State-of-the-Art AI Models Are a Pareto Frontier, Not a Ranking

Bertrand CharpentierAI EngineerMonday, June 1, 202611 min read

Bertrand Charpentier, cofounder and chief scientist at Pruna AI, argues that state-of-the-art image generation should not be defined by a single leaderboard rank. Using Design Arena-style evaluation as his example, he says a slow top model can require 20 days of compute, about $5,300 and 556 kWh to evaluate, while a fast compressed model can run the same test in 7 hours for $265. His broader case is that model selection should be based on a Pareto frontier of quality, latency, cost and energy, not a podium that treats efficiency as secondary.

State of the art is not a single ranking

Bertrand Charpentier frames the search for a “state-of-the-art” AI model as a practical problem rather than a prestige label. Researchers and product teams want the best model for an application, but Charpentier argues that the usual ways of answering the question often collapse into a lazy default: pick a large foundation model because it sits at the top of a public leaderboard, or because a quick internal evaluation seems to favor it.

His claim is not that leaderboards or benchmarks are useless. It is that they are easy to misuse. In image editing, for example, a team might open Design Arena, find ChatGPT Image ranked first, and treat that as a satisfactory answer. Charpentier calls that a “first reasonable model at low effort,” but says it leaves out the conditions that matter most: which users will interact with the model, which tasks they will perform, how much variation exists across leaderboards, how often the top model actually loses, and what the model costs to run.

The core point is that “state of the art” changes once quality is evaluated alongside specificity and efficiency. A model can be best on an aggregate leaderboard and still be the wrong model for a particular production use case. A model can have a high ELO score and still lose a large minority of head-to-head comparisons. A model can be marginally better on a quality metric and far worse on latency, price, or energy consumption.

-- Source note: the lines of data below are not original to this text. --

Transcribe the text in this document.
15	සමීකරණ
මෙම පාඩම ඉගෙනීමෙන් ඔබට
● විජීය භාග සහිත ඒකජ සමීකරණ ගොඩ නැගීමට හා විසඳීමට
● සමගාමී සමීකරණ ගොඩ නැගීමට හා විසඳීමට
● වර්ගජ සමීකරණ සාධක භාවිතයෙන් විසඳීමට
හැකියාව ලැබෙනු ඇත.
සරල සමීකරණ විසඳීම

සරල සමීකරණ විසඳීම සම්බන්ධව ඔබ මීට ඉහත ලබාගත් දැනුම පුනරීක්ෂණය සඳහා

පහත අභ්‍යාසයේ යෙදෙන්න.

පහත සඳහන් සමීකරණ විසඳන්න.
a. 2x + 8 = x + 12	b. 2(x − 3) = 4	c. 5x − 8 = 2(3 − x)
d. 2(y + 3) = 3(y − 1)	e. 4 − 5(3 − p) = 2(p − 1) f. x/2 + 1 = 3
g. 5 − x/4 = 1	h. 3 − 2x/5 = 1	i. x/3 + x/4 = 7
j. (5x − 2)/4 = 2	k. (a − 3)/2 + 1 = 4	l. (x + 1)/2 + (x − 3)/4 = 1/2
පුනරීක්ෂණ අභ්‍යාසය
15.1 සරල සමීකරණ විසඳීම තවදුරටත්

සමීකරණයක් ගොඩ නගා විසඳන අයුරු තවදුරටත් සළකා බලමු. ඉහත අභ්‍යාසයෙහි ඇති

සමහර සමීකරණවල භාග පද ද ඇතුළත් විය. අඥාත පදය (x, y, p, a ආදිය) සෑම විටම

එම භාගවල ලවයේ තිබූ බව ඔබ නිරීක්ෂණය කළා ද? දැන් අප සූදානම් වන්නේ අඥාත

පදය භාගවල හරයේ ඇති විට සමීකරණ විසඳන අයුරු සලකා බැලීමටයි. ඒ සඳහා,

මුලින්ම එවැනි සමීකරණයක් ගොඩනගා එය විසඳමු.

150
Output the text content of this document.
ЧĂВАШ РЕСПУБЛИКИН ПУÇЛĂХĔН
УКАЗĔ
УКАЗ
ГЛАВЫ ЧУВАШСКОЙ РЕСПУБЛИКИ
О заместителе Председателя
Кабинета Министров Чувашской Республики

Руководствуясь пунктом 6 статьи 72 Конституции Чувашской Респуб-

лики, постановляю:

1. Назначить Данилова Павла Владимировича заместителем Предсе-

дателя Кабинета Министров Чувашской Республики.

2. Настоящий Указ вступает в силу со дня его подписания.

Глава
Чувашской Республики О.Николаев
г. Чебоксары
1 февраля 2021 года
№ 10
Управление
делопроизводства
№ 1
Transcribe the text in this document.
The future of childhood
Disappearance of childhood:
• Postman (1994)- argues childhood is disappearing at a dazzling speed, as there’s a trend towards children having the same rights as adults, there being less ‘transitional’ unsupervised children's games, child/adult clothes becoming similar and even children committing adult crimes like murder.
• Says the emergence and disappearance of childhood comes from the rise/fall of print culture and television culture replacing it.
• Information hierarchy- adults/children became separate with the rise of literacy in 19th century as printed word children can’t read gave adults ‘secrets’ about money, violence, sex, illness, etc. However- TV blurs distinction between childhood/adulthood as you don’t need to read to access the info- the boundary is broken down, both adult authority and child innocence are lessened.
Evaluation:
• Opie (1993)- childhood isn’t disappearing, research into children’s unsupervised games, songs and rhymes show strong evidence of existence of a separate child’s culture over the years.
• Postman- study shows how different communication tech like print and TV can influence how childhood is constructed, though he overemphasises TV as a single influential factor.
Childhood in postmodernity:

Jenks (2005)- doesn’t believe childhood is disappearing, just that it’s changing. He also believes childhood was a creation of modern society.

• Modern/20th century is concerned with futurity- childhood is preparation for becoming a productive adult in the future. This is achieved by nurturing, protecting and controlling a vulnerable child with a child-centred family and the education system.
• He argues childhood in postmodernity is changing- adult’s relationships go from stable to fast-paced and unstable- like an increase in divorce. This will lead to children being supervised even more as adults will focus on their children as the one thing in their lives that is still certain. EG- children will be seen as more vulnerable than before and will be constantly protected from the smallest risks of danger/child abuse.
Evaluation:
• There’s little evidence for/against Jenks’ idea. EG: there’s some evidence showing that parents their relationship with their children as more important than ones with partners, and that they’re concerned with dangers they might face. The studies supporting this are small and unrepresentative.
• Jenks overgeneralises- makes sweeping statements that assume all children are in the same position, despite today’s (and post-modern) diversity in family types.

It’s not because ChatGPT Image is ranked top one on one leaderboard that it means that it’s the best overall.

Bertrand Charpentier

Charpentier’s alternative is to treat model choice as a multi-dimensional decision. The relevant question is not “which model is number one?” but “which models sit on the frontier for this use case, under the constraints that matter?”

Leaderboards disagree because they measure different worlds

The first failure mode Bertrand Charpentier identifies is direct inconsistency among public leaderboards. He compares three image-editing rankings: Arena, Design Arena, and Artificial Analysis. The visible rankings do not align. The top model is not consistently the same, and relative positions shift substantially. One model, Hunyuan, appears as rank 10 on Artificial Analysis and rank 5 on Arena.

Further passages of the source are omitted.